Ce n’est pas la première fois qu’Alieh Motallebzadeh est prise pour cible pour avoir exercé son droit fondamental à la liberté d’expression en prison. Le 26 avril 2021, les autorités de la prison d’Evin ont refusé qu'elle passe des appels téléphonique après qu'elle a déposé une plainte depuis la prison contre l’utilisation de la mise à l'isolement dans les prisons iraniennes comme moyen de torture.

En juillet 2017, la défenseuse a été condamnée à trois ans de prison pour « rassemblement et collusion contre la sécurité nationale » et « activités de propagande contre l’État » par la 26e branche du tribunal révolutionnaire de Téhéran. Ce verdict avait été confirmé par le 36e branche de la cour d'appel de Téhéran en octobre 2017. L’une des accusations portées contre elle était « l'organisation et la participation à des ateliers sur l’autonomisation des femmes à l'étranger (en Géorgie) ». Alieh Motallebzadeh a commencé à purger sa peine le 13 octobre 2020.

Le 19 juillet 2021, Alieh Motallebzadeh a obtenu une permission pour des raisons médicales après avoir contracté le COVID-19 dans le quartier des femmes de la prison d’Evin.
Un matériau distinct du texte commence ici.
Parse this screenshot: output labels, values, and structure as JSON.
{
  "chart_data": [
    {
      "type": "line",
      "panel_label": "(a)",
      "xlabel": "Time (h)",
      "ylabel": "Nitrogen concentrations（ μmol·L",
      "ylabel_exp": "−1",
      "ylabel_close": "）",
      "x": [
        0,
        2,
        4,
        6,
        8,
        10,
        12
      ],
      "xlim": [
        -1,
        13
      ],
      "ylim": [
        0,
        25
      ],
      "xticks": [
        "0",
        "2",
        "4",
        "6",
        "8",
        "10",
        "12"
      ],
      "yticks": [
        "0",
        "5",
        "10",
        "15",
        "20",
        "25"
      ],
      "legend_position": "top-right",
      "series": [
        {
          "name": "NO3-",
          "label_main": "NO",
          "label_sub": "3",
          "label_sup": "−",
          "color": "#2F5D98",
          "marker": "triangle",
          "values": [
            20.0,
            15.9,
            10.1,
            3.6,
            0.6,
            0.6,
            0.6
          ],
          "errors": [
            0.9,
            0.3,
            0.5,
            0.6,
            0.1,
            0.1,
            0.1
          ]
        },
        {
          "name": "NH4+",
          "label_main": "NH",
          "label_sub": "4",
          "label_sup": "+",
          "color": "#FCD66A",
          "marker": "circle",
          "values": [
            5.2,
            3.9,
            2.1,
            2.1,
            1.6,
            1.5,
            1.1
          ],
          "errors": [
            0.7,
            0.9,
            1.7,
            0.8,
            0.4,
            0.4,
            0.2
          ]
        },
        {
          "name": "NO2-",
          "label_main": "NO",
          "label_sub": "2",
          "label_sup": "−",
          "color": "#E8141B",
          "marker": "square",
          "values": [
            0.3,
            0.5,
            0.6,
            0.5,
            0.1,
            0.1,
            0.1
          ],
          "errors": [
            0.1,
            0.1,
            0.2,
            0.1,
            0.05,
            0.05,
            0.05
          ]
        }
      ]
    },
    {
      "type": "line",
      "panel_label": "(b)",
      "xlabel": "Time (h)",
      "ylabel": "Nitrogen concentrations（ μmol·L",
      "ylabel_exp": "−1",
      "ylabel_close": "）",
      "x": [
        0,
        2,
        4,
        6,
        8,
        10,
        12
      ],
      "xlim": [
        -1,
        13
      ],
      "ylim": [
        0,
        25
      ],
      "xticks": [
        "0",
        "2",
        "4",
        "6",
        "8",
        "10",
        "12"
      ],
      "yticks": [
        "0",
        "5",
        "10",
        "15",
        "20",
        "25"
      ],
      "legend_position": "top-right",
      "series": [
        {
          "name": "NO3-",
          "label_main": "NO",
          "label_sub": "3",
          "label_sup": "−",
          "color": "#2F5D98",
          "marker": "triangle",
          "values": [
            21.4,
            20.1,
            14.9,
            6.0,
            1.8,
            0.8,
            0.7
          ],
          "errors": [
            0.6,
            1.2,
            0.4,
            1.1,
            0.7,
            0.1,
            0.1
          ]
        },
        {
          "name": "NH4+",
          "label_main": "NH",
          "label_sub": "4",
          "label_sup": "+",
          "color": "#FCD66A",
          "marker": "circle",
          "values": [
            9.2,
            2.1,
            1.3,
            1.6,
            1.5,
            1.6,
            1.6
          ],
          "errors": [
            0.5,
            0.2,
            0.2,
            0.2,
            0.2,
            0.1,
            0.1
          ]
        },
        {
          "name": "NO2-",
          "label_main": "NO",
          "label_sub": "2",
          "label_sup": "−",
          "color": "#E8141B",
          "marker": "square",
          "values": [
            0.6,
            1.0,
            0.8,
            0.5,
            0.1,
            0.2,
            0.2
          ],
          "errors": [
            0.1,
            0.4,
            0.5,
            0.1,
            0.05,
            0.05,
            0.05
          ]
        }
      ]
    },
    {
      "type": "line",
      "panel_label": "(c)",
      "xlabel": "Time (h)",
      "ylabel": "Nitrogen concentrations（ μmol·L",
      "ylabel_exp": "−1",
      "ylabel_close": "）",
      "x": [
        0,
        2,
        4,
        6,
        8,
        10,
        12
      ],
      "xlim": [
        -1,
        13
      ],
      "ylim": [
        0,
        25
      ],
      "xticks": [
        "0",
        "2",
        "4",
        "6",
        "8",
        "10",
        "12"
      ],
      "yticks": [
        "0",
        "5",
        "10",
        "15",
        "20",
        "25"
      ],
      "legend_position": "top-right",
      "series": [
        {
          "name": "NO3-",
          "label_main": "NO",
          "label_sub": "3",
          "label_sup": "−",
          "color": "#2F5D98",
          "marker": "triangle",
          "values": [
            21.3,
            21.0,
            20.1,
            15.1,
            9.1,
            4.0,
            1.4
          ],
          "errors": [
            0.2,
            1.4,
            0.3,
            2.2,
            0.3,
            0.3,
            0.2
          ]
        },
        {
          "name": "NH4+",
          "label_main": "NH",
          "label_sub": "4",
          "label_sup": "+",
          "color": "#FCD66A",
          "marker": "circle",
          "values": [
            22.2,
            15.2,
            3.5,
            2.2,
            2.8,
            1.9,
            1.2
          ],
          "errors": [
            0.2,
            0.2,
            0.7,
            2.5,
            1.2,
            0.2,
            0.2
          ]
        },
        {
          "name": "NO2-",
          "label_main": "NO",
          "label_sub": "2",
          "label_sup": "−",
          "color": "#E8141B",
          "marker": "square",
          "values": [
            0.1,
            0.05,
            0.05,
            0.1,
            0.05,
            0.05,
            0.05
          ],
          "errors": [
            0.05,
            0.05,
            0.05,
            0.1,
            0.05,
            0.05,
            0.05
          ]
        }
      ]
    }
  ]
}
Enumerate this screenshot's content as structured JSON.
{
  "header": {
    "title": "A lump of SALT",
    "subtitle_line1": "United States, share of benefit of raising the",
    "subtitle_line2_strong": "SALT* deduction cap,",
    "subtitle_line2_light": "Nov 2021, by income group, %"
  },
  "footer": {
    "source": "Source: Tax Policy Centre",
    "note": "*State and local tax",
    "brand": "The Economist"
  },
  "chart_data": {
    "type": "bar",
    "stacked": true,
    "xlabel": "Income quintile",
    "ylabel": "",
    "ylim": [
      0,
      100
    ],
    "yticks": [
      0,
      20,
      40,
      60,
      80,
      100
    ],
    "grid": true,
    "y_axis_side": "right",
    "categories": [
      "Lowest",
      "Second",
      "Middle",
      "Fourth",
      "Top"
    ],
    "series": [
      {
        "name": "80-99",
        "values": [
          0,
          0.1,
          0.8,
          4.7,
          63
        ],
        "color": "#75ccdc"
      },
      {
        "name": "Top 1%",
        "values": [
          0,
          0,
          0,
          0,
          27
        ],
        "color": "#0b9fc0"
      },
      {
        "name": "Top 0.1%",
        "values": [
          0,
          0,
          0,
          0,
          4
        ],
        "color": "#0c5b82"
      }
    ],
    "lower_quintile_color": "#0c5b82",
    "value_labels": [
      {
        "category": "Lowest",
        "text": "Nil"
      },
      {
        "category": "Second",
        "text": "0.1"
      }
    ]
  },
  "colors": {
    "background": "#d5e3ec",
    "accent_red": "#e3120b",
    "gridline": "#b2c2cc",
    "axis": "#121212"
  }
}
Elle a été renvoyée à la prison d’Evin le 30 août 2021, bien que, selon les médecins, elle souffrait toujours de séquelles dues au COVID-19. Le 17 juillet 2021, elle a publié un fichier audio depuis la prison d’Evin dans lequel elle critiquait la négligence des autorités pénitentiaires d’Evin face au COVID-19 et leur incapacité à mettre en œuvre des mesures de prévention et de protection suffisantes. Elle a également critiqué l’accès discriminatoire aux permissions médicales, ce qui expose les défenseur-ses des droits humains à un risque plus élevé de contracter le COVID-19 en prison.

Front Line Defenders est préoccupée par la suspension des appels téléphoniques d'Alieh Motallebzadeh à sa famille, ses amis et ses avocats et pense qu'il s'agit de représailles contre ses efforts légitimes et pacifiques pour promouvoir et protéger les droits humains en Iran. Front Line Defenders réitère également ses préoccupations concernant les conditions de détention en Iran pendant la pandémie de COVID-19, notamment le surpeuplement, le refus de soins médicaux et le mépris du bien-être des prisonniers, ainsi que le manque d'hygiène.